Snaps
29 January 2021

Hungarian labour market remains resilient

Defying all expectations in a pandemic, the unemployment rate in Hungary remains stable while wage growth remains elevated despite the second wave

290118-image-Hungary-parliament.jpg
Source: Shutterstock

According to the latest data, the official Hungarian unemployment rate in December came in at 4.3% in the 15 -64 age group. This is only 0.2 percentage point higher than the previous figure.

The number of employed remained more or less stable compared to the previous three-month average, while both unemployment and participation in labour market decreased. This type of move is in contrast with what we saw during the first wave of the pandemic.

It seems that during the second wave, people who became inactive by methodology have been able to find jobs.

Labour market trends (%)

 - Source: HCSO, ING
Source: HCSO, ING

Wages also surprised on the upside. Both gross and net wages rose by 8.6% year-on-year in November 2020, showing stability in the past three months.

The most surprising part is that despite the crisis, there has been a significant increase in one-off premiums and bonuses. But even wages without these one-offs, have also increased by 8.7% YoY in November.

Taking into consideration, that wage growth decelerated by 0.5ppt to 8.9% in the business sector, our best guess is that one-off bonuses were rather stronger in the public sector.

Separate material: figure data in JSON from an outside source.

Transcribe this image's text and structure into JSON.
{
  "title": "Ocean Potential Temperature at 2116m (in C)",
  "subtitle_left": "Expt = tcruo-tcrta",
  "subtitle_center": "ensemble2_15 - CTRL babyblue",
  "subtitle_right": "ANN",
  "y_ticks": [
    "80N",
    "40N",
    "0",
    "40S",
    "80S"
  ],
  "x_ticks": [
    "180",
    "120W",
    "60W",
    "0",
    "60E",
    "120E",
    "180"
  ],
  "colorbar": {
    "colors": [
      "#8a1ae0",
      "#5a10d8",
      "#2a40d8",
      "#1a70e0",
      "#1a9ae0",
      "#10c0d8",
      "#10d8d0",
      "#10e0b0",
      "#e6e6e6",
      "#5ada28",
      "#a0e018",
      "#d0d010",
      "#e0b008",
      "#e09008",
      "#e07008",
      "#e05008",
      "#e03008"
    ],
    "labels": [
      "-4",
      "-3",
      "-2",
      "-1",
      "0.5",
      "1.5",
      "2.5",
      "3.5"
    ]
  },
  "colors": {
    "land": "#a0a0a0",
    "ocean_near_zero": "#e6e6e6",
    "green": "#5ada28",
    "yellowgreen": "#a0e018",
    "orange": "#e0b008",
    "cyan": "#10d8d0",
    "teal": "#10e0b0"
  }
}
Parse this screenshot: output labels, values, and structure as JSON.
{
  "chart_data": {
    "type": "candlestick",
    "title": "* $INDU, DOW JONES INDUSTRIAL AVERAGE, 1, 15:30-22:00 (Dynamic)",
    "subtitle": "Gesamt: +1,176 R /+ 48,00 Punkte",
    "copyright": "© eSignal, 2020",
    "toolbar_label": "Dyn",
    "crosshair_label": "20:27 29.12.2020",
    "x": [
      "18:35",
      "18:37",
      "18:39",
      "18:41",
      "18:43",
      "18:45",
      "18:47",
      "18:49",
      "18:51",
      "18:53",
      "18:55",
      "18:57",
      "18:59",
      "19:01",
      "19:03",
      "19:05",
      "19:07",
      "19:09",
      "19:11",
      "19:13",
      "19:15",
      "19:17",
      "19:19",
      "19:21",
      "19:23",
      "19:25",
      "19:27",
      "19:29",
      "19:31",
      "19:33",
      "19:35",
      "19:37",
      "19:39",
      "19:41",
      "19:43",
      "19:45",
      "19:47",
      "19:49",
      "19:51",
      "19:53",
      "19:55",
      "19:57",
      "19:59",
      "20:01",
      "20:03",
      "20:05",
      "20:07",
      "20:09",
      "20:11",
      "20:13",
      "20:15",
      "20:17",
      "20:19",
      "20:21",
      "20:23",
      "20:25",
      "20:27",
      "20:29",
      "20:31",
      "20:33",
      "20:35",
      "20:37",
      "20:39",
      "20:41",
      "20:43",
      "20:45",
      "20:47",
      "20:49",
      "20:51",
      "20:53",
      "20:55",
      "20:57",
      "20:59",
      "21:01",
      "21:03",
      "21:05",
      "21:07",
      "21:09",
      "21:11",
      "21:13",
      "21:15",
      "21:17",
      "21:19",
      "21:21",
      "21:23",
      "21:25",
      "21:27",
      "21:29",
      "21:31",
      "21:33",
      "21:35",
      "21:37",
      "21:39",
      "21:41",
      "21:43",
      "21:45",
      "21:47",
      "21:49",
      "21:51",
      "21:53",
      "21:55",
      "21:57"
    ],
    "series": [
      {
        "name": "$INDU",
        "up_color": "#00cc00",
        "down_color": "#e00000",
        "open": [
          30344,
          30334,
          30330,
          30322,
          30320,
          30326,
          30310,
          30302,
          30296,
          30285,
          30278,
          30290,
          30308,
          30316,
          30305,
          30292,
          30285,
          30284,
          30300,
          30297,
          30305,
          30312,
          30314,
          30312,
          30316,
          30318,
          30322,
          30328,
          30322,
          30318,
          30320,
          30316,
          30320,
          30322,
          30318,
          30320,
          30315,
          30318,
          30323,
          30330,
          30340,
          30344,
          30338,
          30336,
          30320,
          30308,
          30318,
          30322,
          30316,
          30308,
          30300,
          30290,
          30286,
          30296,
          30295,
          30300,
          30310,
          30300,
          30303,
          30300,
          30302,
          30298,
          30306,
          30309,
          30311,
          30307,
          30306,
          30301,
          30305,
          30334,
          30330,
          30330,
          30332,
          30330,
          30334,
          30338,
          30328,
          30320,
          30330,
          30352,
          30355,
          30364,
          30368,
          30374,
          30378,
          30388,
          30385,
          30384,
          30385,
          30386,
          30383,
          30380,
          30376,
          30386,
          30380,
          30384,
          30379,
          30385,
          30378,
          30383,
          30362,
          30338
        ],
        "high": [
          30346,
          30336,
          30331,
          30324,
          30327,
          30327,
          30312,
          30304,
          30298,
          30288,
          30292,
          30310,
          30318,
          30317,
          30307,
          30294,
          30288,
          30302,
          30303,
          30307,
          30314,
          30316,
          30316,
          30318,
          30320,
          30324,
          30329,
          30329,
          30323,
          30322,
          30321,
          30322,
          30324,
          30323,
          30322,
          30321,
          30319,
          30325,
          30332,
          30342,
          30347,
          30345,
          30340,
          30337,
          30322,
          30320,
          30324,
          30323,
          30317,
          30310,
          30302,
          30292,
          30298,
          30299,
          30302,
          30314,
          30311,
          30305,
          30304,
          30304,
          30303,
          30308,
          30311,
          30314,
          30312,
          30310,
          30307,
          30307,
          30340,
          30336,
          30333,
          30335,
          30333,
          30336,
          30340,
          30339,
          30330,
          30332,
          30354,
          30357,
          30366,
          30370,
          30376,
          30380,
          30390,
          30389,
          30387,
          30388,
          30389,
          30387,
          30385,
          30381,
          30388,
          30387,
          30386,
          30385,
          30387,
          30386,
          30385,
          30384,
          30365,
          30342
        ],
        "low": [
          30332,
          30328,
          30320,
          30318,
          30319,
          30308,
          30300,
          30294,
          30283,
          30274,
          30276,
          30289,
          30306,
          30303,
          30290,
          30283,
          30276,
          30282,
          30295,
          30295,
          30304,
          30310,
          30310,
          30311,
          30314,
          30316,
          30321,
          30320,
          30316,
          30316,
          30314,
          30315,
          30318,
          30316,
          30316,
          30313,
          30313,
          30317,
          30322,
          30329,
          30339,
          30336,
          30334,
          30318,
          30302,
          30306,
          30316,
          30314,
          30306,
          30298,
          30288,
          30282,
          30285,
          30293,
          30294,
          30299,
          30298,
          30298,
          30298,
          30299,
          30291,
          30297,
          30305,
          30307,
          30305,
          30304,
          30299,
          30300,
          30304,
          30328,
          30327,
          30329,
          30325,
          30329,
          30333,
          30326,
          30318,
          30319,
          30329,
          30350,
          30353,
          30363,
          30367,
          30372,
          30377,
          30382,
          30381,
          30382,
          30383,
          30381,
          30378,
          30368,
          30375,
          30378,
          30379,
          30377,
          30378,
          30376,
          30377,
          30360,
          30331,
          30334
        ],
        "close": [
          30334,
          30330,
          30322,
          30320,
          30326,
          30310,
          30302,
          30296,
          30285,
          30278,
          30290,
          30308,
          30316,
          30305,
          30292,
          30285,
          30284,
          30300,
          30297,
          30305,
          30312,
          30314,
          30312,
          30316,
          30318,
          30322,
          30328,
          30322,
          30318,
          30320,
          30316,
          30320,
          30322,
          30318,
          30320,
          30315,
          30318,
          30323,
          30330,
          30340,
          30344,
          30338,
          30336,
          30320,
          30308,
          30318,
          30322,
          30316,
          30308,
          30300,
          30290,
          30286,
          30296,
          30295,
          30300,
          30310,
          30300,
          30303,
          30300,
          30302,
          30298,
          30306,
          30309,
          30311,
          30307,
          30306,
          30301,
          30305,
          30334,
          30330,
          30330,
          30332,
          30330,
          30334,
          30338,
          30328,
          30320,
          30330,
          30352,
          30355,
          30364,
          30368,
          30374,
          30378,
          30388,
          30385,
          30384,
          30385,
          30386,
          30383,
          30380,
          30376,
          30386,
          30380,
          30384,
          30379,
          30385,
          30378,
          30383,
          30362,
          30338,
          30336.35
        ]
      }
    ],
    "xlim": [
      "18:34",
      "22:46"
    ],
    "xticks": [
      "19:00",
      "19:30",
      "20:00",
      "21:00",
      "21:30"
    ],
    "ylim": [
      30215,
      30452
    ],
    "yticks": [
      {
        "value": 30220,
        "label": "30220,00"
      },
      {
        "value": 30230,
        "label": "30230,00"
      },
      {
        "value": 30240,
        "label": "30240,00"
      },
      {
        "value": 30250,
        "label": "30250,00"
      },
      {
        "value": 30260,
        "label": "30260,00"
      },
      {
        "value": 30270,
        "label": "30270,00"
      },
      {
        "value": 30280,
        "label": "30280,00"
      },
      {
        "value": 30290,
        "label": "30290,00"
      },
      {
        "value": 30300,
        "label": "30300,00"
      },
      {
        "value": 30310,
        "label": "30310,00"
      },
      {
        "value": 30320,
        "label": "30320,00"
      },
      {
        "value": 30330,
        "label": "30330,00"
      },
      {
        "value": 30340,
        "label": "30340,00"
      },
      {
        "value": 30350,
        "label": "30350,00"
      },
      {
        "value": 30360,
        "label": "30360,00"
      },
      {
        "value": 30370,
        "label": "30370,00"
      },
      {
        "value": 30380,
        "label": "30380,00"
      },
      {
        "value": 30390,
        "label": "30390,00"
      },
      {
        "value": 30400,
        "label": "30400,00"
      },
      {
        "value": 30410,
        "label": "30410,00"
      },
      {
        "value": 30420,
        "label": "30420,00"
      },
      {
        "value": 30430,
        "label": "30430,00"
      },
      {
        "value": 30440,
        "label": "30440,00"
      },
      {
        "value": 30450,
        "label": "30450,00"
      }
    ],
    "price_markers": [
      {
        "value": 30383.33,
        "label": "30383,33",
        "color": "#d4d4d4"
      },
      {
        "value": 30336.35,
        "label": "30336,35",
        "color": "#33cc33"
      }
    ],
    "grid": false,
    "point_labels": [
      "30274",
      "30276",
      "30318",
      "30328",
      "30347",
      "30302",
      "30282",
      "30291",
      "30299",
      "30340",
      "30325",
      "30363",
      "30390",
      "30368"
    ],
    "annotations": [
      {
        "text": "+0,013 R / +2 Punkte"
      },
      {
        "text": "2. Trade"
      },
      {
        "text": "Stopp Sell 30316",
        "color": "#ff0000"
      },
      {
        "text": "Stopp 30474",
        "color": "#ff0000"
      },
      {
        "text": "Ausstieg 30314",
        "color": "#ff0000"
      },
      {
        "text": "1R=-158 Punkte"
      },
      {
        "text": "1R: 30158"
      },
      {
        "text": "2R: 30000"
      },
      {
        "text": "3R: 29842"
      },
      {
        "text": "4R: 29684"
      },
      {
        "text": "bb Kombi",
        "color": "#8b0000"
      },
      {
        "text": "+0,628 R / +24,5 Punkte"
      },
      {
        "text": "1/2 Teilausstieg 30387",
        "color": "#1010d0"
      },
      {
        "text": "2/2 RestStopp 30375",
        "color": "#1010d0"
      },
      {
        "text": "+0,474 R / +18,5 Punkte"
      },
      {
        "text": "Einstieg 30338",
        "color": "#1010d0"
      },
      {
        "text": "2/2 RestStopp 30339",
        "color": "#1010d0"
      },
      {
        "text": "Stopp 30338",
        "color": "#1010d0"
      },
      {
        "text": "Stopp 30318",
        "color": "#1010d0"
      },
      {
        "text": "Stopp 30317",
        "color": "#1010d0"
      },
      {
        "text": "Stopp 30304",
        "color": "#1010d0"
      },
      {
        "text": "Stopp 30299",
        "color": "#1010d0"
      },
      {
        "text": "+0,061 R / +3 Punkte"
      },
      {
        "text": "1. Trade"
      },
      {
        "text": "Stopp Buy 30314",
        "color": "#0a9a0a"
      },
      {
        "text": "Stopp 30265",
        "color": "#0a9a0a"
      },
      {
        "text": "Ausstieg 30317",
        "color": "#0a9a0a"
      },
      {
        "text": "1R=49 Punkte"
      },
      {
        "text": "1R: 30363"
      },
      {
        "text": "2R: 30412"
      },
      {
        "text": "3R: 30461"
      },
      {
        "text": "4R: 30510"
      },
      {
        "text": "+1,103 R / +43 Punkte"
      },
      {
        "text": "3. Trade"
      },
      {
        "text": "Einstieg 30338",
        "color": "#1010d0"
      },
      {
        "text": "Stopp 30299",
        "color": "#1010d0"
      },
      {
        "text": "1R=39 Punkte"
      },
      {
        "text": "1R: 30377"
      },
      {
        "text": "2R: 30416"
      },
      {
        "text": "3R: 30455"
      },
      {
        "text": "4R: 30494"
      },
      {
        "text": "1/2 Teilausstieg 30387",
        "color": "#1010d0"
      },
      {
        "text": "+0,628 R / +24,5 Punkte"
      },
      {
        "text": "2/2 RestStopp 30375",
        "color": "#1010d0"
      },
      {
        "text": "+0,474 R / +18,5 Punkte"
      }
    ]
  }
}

This idea is supported by the fact, that wage growth in the public sector accelerated in November, reaching an 8.1% YoY pace - the highest since July 2020. Moreover, the non-profit sector also showed a strong increase in salaries.

Wage dynamics (3-month moving average, % YoY)

 - Source: HCSO, ING
Source: HCSO, ING

For now, the Hungarian labour market looks much more resilient during the second wave than we initially thought. Given the latest upside 4Q GDP growth surprises in other European countries, who knows Hungary might surprise us too.

When it comes to 2021, improving employment might help the economic recovery, but the slowing wage growth will dampen this effect. Minimum wages will increase by 4% from February, which suggests that the average increase in salaries should be around that rate. Although this might seem pretty good, this is only half the growth we have seen in the past three years.